FEIBA-NF™ (Factor Eight Inhibitor Bypass Agent)

• Plasma derived factor 2 (prothrombin) and factor Xa
• Indicated and licensed for the treatment and prevention of bleeding episodes in haemophilia patients with inhibitors (antibodies) to factors VIII or IX
• Use of FEIBA-NF, particularly in high doses, has been associated with thrombosis
• The use of antifibrinolytic agents (e.g. Tranexamic acid) in combination with FEIBA-NF is not recommended
• Consult with Clinical Haematology prior to ordering this product.

Dosage

• According to individual treatment plan for haemophilia patients with Factor VIII or IX inhibitors. (Usually 50-100 units/kg every 12 hours for bleeding episodes).
• Maximum single dose 100 units/kg
• Maximum daily dose 200 units/kg

Reconstitution and Administration

• To reduce frothing, allow FEIBA-NF to come to room temperature prior to reconstitution. Do not shake, draw into syringe slowly.
• Administer via syringe pump. Maximum infusion rate 2 units/kg/minute.
• Flush with Sodium Chloride 0.9% post administration.
• If CVAD to be disconnected post FEIBA-NF administration: flush with 20 mls Sodium Chloride 0.9% using pulsatile action, then lock with 5mls heparin (50 units/5ml). Note that maximum frequency of heparin lock is daily.

Factor XIII (13) Fibrogammin^TM

• Plasma derived factor XIII.
• Used primarily for prevention and treatment of bleeding in Factor XIII deficiency (rare).
• Administered as a slow IV push (bolus injection).
  
• The half life of factor XIII is 8 to 10 days.

Beriplex^®

• A plasma derived prothrombin complex concentrate which contains factors II, VII, IX and X.
• NOT used in patients with Factor IX deficiency (Haemophilia B) or Factor VII deficiency as specific factor concentrates are superior.
• Used for the prevention and treatment of bleeding in patients with low levels of factor II or factor X (rare) and in some patients who require reversal of anticoagulant therapy.
• The use of Beriplex^® with antifibrinolytics (tranexamic acid) is not recommended due to the theoretical increase in risk of thrombosis.
• Administration information
  

Factor XI (Eleven) BPL^TM

• Plasma derived factor XI (Eleven)
• The half life of factor XI is approximately 2 days.
• Use of factor XI concentrates, particularly in high doses, has been associated with thrombosis
• Dosage should be determined in consultation with Clinical Haematology
• Administered as a slow IV push (bolus injection).
  
• Used primarily for prevention and treatment of bleeding in Factor XI deficiency (rare)

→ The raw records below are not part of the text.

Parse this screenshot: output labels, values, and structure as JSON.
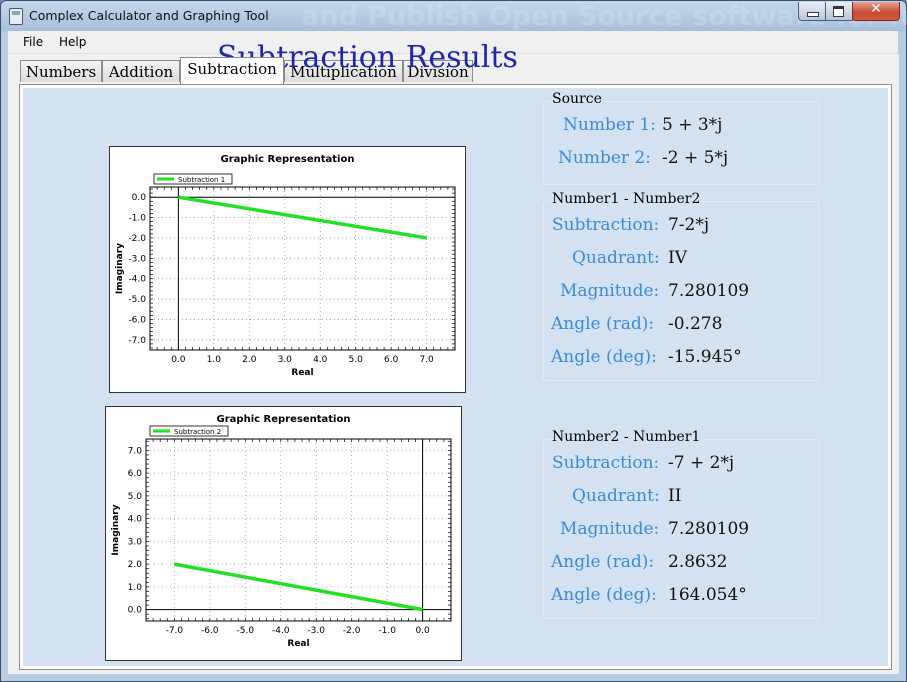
{
  "window": {
    "title": "Complex Calculator and Graphing Tool",
    "watermark": "and Publish Open Source software for free"
  },
  "menu": [
    "File",
    "Help"
  ],
  "tabs": [
    {
      "label": "Numbers",
      "active": false
    },
    {
      "label": "Addition",
      "active": false
    },
    {
      "label": "Subtraction",
      "active": true
    },
    {
      "label": "Multiplication",
      "active": false
    },
    {
      "label": "Division",
      "active": false
    }
  ],
  "heading": "Subtraction Results",
  "source": {
    "title": "Source",
    "number1_label": "Number 1:",
    "number1_value": "5 + 3*j",
    "number2_label": "Number 2:",
    "number2_value": "-2 + 5*j"
  },
  "result1": {
    "title": "Number1 - Number2",
    "subtraction_label": "Subtraction:",
    "subtraction_value": "7-2*j",
    "quadrant_label": "Quadrant:",
    "quadrant_value": "IV",
    "magnitude_label": "Magnitude:",
    "magnitude_value": "7.280109",
    "angle_rad_label": "Angle (rad):",
    "angle_rad_value": "-0.278",
    "angle_deg_label": "Angle (deg):",
    "angle_deg_value": "-15.945°"
  },
  "result2": {
    "title": "Number2 - Number1",
    "subtraction_label": "Subtraction:",
    "subtraction_value": "-7 + 2*j",
    "quadrant_label": "Quadrant:",
    "quadrant_value": "II",
    "magnitude_label": "Magnitude:",
    "magnitude_value": "7.280109",
    "angle_rad_label": "Angle (rad):",
    "angle_rad_value": "2.8632",
    "angle_deg_label": "Angle (deg):",
    "angle_deg_value": "164.054°"
  },
  "colors": {
    "series": "#22e022",
    "label_blue": "#3a8bd6",
    "heading": "#2028a8"
  },
  "chart_data": [
    {
      "type": "line",
      "title": "Graphic Representation",
      "xlabel": "Real",
      "ylabel": "Imaginary",
      "xlim": [
        -0.8,
        7.8
      ],
      "ylim": [
        -7.5,
        0.5
      ],
      "xticks": [
        0,
        1,
        2,
        3,
        4,
        5,
        6,
        7
      ],
      "yticks": [
        0,
        -1,
        -2,
        -3,
        -4,
        -5,
        -6,
        -7
      ],
      "grid": true,
      "legend": "top-left",
      "series": [
        {
          "name": "Subtraction 1",
          "x": [
            0,
            7
          ],
          "y": [
            0,
            -2
          ]
        }
      ]
    },
    {
      "type": "line",
      "title": "Graphic Representation",
      "xlabel": "Real",
      "ylabel": "Imaginary",
      "xlim": [
        -7.8,
        0.8
      ],
      "ylim": [
        -0.5,
        7.5
      ],
      "xticks": [
        -7,
        -6,
        -5,
        -4,
        -3,
        -2,
        -1,
        0
      ],
      "yticks": [
        0,
        1,
        2,
        3,
        4,
        5,
        6,
        7
      ],
      "grid": true,
      "legend": "top-left",
      "series": [
        {
          "name": "Subtraction 2",
          "x": [
            -7,
            0
          ],
          "y": [
            2,
            0
          ]
        }
      ]
    }
  ]
}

Fibrinogen concentrate (RiaSTAP^®)

• Plasma derived fibrinogen (Factor I) concentrate
• The half life of fibrinogen is approximately 2 - 4 days
•  Available for the prevention and treatment of bleeding in patients with congenital fibrinogen deficiency only (this condition is  rare)
•  Use of RiaSTAP^® and dosage should be determined in consultation with Clinical Haematology
•  Administered by slow intravenous injection at a rate not exceeding 300ml per hour.